いろいろな事業所をまわるが、ちょっとこれは、と手を焼く女性が幾人かいる。
できれば接するのを避けたいが話をしなければならない場合があり、そういうときは決まって気が重くなる。
大阪の下町で暮らしていた少年時代のこと。
町のあちこちに「こわい奴」がいた。
「こわい奴」と言っても少年で歳は2つか3つしか変わらない。
が、それが巨壁となって立ちはだかる。
年少者は手も足も出ないのだった。
「こわい奴」は目が合えば難癖をつけて吠え始め、噛みつきはしないが言葉を発し、何か応答しなければならないから犬より始末が悪かった。
だから、出くわしそうな気配を感じるだけで怖気を感じた。
いま五十を超えたが、内に吹く臆病風は当時と何ら変わりがない。
それら女性たちは遠慮解釈なく居丈高で、情け容赦なく威嚇的で、歯に衣着せず高圧的で、日付けが変わっても同じことを言い続けるほどに粘着的で、それはもうガキの時代の「こわい奴」を凌駕する。
まともな相手なら話せば分かる。
が、思い込んだ了見が突拍子もなくへんてこりんなものであって、かつそれが唯一の正義と化して絶対的に他罰的であるから、こちらの頭がおかしくなってひれ伏さぬ限り話は終わらない。
もちろん、駆除していいとのことであれば、こちらも「こわい奴」に揉まれた手腕を発揮して問答無用と抗せるが、いかんせん世はいろいろな諸事情に縛られ、わたしの手だって縛られる。
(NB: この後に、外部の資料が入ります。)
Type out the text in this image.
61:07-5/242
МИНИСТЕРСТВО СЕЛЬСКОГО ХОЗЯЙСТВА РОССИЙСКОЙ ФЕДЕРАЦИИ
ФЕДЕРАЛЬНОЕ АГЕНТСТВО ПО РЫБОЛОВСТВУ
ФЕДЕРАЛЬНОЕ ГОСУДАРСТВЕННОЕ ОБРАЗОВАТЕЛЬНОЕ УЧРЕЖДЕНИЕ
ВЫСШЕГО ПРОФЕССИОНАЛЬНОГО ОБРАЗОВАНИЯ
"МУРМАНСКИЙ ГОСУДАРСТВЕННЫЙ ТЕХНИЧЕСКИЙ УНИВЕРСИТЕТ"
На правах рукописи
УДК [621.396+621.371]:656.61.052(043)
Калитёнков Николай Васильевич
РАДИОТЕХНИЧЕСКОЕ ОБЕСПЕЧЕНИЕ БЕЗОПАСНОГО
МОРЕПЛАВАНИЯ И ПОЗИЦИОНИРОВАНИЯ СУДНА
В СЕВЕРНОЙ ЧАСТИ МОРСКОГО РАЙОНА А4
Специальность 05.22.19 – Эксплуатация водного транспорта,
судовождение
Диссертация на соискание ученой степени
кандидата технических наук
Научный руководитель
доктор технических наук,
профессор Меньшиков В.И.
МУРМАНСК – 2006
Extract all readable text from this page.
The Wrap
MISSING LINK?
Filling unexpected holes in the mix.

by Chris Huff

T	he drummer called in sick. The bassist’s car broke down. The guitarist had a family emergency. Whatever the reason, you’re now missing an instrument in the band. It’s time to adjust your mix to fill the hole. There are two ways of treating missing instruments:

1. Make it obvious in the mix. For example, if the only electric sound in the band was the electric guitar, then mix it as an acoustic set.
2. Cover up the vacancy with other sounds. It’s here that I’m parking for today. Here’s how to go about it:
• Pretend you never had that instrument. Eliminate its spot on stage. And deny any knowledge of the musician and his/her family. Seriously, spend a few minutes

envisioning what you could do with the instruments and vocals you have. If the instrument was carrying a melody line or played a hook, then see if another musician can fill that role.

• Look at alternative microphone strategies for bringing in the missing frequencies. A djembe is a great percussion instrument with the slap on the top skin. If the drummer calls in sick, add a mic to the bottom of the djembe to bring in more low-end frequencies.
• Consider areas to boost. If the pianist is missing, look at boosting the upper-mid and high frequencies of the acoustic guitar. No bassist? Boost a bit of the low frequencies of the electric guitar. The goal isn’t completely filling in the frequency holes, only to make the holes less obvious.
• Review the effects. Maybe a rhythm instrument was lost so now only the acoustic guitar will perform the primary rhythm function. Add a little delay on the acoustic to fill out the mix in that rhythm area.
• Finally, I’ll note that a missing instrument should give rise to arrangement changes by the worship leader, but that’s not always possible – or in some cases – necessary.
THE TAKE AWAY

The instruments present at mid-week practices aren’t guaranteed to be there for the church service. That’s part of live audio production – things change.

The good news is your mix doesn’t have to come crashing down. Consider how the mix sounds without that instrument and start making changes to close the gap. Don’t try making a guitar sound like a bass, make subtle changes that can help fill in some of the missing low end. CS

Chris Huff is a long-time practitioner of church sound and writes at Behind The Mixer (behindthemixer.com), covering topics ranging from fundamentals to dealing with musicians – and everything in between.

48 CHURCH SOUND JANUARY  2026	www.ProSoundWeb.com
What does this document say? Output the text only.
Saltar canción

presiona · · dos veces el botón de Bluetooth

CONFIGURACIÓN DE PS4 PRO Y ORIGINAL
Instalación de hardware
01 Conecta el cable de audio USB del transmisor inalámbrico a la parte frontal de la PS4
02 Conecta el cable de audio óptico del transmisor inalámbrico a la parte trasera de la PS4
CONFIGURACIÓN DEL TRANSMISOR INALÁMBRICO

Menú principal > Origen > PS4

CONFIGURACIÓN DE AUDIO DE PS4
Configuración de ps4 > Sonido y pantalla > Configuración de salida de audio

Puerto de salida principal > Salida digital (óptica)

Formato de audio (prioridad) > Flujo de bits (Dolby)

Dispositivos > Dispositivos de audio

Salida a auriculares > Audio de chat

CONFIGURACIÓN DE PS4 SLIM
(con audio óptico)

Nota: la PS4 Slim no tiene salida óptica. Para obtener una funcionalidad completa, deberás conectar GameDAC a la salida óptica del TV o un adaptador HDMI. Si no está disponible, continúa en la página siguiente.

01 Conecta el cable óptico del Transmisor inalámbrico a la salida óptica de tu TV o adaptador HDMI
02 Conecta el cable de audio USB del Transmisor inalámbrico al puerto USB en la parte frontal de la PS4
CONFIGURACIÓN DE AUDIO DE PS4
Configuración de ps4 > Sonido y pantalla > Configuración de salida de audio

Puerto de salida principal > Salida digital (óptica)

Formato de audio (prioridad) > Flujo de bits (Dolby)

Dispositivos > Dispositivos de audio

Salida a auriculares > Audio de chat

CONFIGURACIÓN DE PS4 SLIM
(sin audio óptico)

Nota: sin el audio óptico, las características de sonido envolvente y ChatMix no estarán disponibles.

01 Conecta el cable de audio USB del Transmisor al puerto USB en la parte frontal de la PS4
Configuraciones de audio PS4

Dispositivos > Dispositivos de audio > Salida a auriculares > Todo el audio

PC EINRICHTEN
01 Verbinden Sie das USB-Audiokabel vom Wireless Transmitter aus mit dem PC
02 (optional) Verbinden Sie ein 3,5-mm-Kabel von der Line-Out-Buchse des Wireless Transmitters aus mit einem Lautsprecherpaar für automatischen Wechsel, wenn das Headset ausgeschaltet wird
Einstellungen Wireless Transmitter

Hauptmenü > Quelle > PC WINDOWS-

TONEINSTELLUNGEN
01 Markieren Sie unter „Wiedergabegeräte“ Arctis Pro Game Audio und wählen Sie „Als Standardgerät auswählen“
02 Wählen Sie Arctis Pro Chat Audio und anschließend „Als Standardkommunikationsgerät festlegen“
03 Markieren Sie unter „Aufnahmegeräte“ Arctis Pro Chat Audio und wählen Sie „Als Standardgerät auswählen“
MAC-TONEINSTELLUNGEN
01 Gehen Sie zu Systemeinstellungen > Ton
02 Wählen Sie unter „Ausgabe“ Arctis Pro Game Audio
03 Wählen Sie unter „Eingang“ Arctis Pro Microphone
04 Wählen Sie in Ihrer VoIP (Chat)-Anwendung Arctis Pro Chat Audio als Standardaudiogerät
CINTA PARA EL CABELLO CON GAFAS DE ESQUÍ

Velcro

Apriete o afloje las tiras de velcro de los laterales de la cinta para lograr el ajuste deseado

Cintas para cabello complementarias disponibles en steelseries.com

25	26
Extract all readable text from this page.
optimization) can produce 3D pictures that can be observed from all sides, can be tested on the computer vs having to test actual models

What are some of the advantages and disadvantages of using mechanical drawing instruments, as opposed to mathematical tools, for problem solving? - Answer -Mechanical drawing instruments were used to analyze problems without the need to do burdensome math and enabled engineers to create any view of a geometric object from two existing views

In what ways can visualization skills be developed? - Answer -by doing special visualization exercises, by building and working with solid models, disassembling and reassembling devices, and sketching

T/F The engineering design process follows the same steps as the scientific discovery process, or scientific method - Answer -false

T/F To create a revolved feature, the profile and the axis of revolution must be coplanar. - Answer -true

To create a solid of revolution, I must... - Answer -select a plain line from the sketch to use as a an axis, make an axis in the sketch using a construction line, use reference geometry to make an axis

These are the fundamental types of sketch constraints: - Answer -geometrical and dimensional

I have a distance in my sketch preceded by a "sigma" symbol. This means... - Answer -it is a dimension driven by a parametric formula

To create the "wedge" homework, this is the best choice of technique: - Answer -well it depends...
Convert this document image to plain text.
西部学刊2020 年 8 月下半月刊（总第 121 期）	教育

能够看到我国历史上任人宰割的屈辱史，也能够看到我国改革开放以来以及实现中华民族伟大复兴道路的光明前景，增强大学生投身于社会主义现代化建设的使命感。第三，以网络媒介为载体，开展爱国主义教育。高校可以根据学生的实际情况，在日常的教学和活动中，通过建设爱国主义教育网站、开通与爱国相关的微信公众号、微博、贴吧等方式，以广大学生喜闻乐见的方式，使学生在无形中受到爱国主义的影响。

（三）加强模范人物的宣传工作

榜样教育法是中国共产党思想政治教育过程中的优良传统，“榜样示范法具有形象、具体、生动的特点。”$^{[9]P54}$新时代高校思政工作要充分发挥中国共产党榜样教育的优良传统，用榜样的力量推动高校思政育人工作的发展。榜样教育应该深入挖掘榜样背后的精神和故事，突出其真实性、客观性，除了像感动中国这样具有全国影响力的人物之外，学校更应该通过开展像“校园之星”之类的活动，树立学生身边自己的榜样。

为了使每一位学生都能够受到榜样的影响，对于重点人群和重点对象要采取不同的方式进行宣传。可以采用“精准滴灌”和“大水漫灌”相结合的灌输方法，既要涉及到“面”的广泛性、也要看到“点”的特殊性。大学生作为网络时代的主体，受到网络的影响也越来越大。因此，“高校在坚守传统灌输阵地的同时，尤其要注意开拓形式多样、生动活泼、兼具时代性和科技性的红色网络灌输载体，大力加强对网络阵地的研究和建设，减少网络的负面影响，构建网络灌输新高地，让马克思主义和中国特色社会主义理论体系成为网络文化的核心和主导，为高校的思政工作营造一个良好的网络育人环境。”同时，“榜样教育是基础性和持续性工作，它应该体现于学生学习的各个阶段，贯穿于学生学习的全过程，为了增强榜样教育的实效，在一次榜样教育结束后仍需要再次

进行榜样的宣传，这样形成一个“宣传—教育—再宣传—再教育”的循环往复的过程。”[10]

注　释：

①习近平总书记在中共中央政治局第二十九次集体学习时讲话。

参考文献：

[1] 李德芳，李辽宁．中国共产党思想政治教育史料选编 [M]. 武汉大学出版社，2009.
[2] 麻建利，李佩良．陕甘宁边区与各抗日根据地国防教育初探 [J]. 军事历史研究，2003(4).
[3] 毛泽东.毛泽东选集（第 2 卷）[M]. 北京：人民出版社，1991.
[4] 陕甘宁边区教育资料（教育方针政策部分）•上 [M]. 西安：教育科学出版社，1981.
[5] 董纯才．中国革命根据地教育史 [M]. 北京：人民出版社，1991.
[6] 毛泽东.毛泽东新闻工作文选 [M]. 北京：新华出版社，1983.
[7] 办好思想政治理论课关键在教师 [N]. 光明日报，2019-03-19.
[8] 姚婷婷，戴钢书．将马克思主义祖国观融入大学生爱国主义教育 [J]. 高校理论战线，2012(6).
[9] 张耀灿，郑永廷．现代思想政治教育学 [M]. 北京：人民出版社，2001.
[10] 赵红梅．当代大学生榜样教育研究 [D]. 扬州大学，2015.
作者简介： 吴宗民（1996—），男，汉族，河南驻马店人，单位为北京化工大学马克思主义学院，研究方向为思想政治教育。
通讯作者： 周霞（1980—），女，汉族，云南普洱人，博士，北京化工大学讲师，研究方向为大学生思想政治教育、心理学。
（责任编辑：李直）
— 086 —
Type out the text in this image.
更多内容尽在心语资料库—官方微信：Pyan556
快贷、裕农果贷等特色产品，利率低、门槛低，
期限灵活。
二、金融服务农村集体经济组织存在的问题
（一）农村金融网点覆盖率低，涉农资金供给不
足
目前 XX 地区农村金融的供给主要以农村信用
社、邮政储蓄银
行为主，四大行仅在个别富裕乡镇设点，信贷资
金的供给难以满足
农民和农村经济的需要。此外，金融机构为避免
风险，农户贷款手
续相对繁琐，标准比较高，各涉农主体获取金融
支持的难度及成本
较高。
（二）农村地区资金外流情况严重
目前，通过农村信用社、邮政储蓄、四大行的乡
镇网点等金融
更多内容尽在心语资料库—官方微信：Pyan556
で、そんな頭痛胃痛の種ともなる女性について考えて思うのだった。
もしそれが家庭にお目見えすれば地獄ではないか、と。
実例には事欠かない。
33期を見渡せば、発火気質の女子の責苦に為す術なく苛まれている同志がチラホラと視界に入る。
一度着火すれば燃え盛り、果てしなく燃え広がっていく。
火中にある友人を思い、しかし十字を切ってその安否を気遣うのみ。
なんと不憫な。
そう思うのみ。
できることは何もない。
せめて他山の石として、これから伴侶を得るであろう息子たちに、「こわい奴」による厄災に見舞われぬよう注意を促さねばならないだろう。
招き入れたらお先真っ暗。
最後の日までその人と一緒に過ごしたい。
心からそう思える人を探さなければならない。